Notice it doesn’t inherit from object. That means it’s an old style python class which makesSocketServer.TCPServer one as well, so we have to call the __init__method of parent class explictly to initialize it, which is not the ideal way to do it. But in Python 3 socketserver source code the socketserver.BaseServer class definition didn’t change, which automatically makes it a new style class. In order to make the code do the right thing in Python 3 and fall back to the old way in Python 2, I had to do something like this:

class MyServer(socketserver.TCPServer):
    def __init__(self, *args, **kwargs):
        ...
        if isinstance(socketserver.TCPServer, object):
            # Python 3
            super(socketserver.TCPServer, self).__init__(*args, **kwargs)
        else:
            # Python 2
            socketserver.TCPServer.__init__(self, *args, **kwargs)

That way it could work in both Python 2 and 3, although the Python 2 part looks awkward.

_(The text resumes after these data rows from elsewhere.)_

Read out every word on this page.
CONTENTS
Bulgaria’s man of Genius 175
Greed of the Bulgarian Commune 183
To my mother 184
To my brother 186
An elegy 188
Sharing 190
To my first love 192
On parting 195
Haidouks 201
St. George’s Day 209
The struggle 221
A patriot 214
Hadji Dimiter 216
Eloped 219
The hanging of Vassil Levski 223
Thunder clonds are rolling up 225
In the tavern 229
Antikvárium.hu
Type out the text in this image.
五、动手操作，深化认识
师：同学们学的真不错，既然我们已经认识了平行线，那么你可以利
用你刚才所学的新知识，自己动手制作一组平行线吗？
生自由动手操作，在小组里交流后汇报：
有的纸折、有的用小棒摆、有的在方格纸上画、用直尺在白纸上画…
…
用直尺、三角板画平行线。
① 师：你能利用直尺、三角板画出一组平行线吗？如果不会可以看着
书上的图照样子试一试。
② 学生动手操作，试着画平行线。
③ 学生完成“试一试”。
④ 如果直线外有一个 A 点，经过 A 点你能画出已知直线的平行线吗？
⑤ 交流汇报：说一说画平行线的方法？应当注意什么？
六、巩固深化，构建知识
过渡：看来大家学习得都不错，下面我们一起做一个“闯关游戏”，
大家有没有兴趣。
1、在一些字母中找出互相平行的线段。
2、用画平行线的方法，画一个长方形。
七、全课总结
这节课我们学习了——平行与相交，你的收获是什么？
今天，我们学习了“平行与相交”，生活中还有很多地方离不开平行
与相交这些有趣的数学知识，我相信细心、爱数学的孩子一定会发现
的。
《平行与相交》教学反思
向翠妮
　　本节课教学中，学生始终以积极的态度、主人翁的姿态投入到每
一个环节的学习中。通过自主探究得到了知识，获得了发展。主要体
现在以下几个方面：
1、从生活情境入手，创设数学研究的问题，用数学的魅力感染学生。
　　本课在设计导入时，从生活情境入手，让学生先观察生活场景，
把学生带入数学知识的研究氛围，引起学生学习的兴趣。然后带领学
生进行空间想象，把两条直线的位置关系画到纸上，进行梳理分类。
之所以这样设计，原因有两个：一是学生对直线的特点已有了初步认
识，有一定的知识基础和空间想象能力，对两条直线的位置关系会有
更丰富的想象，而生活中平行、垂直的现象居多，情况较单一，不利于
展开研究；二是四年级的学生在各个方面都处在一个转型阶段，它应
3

Sending and receiving data

This issue was caught in the custom stream handler class, which is a subclass of socketserver.StreamRequestHandler . It has a method that sends response back to the client using self.wfile.write() . The problem was self.wfile.write() actually takes a byte type argument, and other codes were passing string literals into it. In Python 2 str and bytes are the same type. In fact bytes is just an alias to str , so you could pass string literals to functions that are expecting bytes with no issue. But in Python 3 string literals are Unicode type, you have to explicitly convert a string literal to bytes by either using the b notation or bytes constructor to get a bytes type string. Instead of doing all the encoding and decoding for Python 3 Unicode strings, we can simply use six.b to ensure we get a bytes string in both Python 2 and 3:

self.wfile.write(six.b(response_str))

But that’s not all of it. The code also receives data from clients using self.rfile.readline(), which returns bytes. That’s troublesome for the code because it’s checking the content of the data by comparing it with some string literals, which are of different types in Python 2 and 3. To make sure the code could safely compare received data with string literals, we can use six.ensure_str() to make sure the code can process received data like it used to:

six.ensure_str(self.rfile.readline())

Basically because of the type difference of string literals between Python 2 and 3, on the server side we need to convert data to bytes before sending it out, and on the client side we need to convert the received data to whatever type the old code is expecting. The six module comes very handy in these scenarios since it saves you from dealing with all the Unicode conversion.

String type

Like mentioned above, the code receives data and checks if the format and content of the data is correct. One of the check is to see if the value of a key in a dictionary is a string by comparing it with the basestring type, but Python 3 abandoned the basestring type. To solve that we can simply use six.string_types to check if something is a string or not:

isinstance(might_be_a_string, six.string_types)

Conclusion

This is the first repo I worked on to ensure Python 2/3 compatibility. There are a lot of hacks to tackle these kind of issues but Python developers have thought of most of them, and they have developed varies tools to make our life easier. six is one of the most common one. Here are the lessons I learned:

six is your best friend when tackling compatibility issues. Check if six already have the utility to solve your problem before implementing your own.
The TDD approach eased my mind a lot when working on this repo. This repo doesn’t have a lot of tests(only have some system test) and code coverage of the existing tests are low. Before jumping into fixing everything, I added all the missing unit and integration tests and captured all the compatibility issue by simply running those tests in different python versions.
If your code involves a client or server that communicates with it via network, add tests to run your code and the client/server code with different Python versions. You never know what could break when the two sides are running in different Python versions.